D’entrée, sur cette guitare phénoménale de Lucas Mannarino  on sent les grandes étendues, dans leurs voix le souffle intérieur, cette clarté qui se pose face à l’âme des hommes blessés.
Éclectique production, je vous le dis !
Prenez par exemple “J’adore ça” où dans la même chanson on passe du jazz manouche à une musique classique avec les violons de Robin Duchaussoy.
Prenez par exemple “J’adore ça” où dans la même chanson on passe du jazz manouche à une musique classique avec les violons de Robin Duchaussoy.
Plusieurs chansons sont marquées par des ruptures de rythme comme dans “Rouge” aux accents flamenco. Il y a vraiment de quoi être surpris par les audaces musicales de cet album comme avec “Ivres”, un titre marqué par l’intervention d’un “guitar héro” Théo Grozdanic qui s’en donne à cœur joie : ambiance planante sur texte intense “loin des cadres et des cadrans comme les enfants de Baudelaire ensemble”.
 Et “Le Miel des Anges” alors ?
Oui la chanson éponyme marquée –comme la plupart des titres– par des trouvailles linguistiques et des clins d’œil qui n’apparaissent pas à la 1ere écoute : “mes paradis au beurre”, “mes paradisparus”,  “emmielle-moi avec toi/tu vois je suis gelée/royale et possédée”.

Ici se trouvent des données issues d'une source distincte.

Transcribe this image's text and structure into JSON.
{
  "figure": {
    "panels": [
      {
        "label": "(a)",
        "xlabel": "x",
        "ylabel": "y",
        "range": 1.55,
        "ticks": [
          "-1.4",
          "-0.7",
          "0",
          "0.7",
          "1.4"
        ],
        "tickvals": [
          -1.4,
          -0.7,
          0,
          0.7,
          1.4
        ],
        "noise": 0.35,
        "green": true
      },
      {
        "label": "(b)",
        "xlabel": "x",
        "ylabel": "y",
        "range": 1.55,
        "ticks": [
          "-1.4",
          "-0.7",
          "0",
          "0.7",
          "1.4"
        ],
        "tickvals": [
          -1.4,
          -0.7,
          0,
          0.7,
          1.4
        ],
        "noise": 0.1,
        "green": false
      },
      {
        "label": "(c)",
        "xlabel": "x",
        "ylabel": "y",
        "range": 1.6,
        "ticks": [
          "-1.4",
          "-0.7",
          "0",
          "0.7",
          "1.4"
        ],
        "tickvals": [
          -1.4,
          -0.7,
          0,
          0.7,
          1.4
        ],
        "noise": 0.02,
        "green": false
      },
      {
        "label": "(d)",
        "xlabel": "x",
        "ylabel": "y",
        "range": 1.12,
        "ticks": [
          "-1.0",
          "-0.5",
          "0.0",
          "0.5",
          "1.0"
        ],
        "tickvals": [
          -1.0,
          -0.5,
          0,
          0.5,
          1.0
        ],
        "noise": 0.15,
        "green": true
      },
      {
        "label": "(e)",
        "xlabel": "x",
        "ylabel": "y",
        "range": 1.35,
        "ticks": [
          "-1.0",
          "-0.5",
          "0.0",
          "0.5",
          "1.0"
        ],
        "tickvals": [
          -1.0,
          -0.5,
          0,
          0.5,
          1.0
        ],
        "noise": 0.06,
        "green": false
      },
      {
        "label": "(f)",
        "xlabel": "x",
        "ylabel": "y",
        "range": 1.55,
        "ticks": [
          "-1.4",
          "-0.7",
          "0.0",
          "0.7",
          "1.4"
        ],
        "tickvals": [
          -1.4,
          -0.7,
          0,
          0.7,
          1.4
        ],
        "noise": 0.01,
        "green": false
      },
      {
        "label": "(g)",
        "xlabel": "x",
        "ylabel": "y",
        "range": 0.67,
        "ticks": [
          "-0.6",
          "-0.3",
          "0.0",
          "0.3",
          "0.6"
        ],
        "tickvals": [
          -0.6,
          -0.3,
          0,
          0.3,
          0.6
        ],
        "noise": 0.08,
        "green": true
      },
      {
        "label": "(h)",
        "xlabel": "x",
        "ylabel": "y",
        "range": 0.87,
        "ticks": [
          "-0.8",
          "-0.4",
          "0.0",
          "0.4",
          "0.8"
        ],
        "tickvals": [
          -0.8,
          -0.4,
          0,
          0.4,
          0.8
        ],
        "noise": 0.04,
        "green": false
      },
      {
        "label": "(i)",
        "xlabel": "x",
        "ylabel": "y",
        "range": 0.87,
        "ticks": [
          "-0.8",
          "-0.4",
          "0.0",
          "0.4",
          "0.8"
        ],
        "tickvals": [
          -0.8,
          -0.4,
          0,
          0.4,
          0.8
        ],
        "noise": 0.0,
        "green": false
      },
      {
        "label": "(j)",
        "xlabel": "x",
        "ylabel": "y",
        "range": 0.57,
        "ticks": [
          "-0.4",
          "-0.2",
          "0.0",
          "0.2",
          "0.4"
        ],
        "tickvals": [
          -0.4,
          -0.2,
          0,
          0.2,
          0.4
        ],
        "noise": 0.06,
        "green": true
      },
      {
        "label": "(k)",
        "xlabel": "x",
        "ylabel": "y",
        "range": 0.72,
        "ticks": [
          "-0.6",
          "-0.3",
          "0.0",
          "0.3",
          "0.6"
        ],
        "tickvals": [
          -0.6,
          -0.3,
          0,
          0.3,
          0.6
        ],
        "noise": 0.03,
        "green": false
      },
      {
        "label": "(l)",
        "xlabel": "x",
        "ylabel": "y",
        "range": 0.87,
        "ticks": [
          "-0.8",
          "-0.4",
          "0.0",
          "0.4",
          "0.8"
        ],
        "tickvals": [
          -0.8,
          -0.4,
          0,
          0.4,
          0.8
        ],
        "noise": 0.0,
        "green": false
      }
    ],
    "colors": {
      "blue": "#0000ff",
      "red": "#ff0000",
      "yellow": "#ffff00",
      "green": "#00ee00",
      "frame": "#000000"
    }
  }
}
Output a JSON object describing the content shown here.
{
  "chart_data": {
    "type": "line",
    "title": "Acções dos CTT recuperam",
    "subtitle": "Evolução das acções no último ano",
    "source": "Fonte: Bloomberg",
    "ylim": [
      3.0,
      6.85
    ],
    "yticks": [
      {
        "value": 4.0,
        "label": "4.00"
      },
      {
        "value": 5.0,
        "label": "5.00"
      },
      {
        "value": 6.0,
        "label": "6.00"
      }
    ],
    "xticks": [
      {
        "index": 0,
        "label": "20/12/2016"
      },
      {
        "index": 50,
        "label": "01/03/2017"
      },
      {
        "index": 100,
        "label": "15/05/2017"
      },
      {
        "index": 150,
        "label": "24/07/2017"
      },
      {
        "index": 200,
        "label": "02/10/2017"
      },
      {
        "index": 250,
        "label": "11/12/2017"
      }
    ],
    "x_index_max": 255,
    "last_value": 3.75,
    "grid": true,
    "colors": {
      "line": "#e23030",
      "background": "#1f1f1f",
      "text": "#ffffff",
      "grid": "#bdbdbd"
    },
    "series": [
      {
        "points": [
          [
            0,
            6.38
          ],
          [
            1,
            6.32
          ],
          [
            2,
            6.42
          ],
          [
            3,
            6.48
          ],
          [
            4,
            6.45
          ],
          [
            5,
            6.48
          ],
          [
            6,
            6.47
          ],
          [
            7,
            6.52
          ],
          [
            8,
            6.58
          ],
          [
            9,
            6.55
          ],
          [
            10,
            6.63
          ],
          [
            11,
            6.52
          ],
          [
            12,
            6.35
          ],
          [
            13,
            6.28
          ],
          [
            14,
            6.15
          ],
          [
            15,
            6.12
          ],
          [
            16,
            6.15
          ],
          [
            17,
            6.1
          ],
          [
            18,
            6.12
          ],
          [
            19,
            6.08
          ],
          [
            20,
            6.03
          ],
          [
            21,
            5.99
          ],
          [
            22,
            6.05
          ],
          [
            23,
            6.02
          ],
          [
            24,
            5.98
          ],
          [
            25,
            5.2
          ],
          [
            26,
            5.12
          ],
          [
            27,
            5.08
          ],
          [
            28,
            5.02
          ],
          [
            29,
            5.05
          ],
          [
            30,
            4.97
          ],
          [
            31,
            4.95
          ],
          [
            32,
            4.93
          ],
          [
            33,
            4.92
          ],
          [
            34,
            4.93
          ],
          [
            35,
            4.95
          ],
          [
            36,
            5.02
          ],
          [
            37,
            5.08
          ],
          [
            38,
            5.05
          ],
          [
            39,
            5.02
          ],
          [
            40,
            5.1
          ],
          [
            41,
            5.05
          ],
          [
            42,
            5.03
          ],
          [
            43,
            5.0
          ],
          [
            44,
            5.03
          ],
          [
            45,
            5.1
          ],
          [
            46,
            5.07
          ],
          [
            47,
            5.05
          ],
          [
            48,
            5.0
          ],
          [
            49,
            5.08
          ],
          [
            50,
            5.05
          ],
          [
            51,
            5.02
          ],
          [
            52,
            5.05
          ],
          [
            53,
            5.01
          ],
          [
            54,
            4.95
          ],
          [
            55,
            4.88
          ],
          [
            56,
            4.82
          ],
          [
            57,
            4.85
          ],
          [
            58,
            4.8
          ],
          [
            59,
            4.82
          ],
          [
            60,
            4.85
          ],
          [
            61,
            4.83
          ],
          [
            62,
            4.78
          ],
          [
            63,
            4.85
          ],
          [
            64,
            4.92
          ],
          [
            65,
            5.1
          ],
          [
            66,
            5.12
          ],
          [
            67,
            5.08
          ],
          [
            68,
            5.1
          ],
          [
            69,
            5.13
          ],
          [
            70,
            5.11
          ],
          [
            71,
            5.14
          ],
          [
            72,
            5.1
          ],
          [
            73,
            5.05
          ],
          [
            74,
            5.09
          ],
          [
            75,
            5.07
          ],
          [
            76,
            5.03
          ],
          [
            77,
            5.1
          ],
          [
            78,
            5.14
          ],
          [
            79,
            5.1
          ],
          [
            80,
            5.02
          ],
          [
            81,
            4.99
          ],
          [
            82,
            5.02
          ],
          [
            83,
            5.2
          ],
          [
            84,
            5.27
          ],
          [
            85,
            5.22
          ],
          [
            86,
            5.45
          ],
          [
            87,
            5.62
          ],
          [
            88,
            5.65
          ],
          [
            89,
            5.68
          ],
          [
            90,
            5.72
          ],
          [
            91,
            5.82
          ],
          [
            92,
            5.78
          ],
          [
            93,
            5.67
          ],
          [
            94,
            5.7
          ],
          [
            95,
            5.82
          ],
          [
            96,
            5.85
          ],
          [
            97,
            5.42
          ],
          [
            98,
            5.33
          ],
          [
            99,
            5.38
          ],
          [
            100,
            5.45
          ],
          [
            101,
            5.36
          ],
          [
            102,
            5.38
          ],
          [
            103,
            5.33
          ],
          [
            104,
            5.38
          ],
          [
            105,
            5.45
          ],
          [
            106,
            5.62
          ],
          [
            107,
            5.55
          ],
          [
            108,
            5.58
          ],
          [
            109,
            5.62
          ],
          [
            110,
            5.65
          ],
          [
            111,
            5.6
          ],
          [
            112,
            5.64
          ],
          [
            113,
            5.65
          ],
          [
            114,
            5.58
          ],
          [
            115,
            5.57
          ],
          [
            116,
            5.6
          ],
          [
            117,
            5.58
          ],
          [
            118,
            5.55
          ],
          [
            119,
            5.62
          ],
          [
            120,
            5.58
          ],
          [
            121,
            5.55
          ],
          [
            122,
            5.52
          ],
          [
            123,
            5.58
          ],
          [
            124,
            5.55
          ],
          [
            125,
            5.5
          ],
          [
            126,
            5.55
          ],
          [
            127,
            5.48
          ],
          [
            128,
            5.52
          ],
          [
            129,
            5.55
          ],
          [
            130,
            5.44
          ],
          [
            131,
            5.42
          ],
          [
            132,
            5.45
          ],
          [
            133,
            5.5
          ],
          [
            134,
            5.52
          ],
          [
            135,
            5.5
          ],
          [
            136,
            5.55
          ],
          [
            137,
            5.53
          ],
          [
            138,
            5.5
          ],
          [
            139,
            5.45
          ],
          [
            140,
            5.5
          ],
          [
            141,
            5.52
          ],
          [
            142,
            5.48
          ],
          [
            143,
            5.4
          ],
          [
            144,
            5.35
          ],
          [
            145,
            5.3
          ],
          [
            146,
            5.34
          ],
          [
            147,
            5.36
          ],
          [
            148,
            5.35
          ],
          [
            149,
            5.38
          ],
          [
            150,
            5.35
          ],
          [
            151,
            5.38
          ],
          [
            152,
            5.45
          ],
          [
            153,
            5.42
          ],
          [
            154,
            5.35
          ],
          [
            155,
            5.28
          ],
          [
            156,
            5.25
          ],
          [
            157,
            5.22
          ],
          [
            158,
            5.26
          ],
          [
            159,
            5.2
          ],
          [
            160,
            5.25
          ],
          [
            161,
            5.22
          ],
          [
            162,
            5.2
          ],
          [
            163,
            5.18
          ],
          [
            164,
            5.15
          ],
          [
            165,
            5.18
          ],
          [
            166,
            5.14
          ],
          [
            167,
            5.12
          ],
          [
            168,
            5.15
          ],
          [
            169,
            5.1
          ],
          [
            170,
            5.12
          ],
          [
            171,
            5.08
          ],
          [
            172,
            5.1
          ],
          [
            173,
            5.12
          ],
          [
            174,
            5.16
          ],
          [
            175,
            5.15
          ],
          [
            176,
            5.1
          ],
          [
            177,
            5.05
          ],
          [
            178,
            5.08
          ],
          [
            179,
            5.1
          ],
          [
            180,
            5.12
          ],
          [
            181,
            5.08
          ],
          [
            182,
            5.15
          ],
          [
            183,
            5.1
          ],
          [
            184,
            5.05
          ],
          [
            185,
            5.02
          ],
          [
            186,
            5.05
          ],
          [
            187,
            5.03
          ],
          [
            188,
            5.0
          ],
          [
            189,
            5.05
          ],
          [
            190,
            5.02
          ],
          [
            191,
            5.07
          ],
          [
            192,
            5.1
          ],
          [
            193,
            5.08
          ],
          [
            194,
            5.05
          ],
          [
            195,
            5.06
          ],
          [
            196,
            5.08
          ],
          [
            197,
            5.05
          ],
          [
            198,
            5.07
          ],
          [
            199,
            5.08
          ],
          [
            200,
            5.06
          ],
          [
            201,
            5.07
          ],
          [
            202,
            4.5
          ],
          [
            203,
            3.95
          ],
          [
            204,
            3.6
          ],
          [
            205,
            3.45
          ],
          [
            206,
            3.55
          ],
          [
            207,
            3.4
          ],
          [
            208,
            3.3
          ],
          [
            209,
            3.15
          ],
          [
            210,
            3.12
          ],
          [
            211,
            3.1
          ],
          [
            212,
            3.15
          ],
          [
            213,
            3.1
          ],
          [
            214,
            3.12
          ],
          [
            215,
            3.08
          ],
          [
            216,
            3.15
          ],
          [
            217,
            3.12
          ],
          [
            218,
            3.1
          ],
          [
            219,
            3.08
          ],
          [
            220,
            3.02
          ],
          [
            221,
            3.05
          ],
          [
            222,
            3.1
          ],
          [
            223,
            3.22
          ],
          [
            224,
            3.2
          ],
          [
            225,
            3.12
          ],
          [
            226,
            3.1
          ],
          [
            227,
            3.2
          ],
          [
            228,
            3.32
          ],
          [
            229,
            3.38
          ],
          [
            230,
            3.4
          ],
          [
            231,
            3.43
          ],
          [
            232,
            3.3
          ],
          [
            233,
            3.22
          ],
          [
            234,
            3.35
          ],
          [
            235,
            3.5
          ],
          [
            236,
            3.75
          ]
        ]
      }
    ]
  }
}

Signées tour à tour par Viviane Cayol ou Jean-Yves Liévaux, les paroles et les musiques de cet opus en disent long sur la complicité entre les deux artistes, entre tendresse, poésie et taquineries comme dans “Oh baby oh !”. Et toujours, disséminées ici et là au gré des titres, quelques pincées d’humour qui font du bien et enrichissent ces chansons d’amour.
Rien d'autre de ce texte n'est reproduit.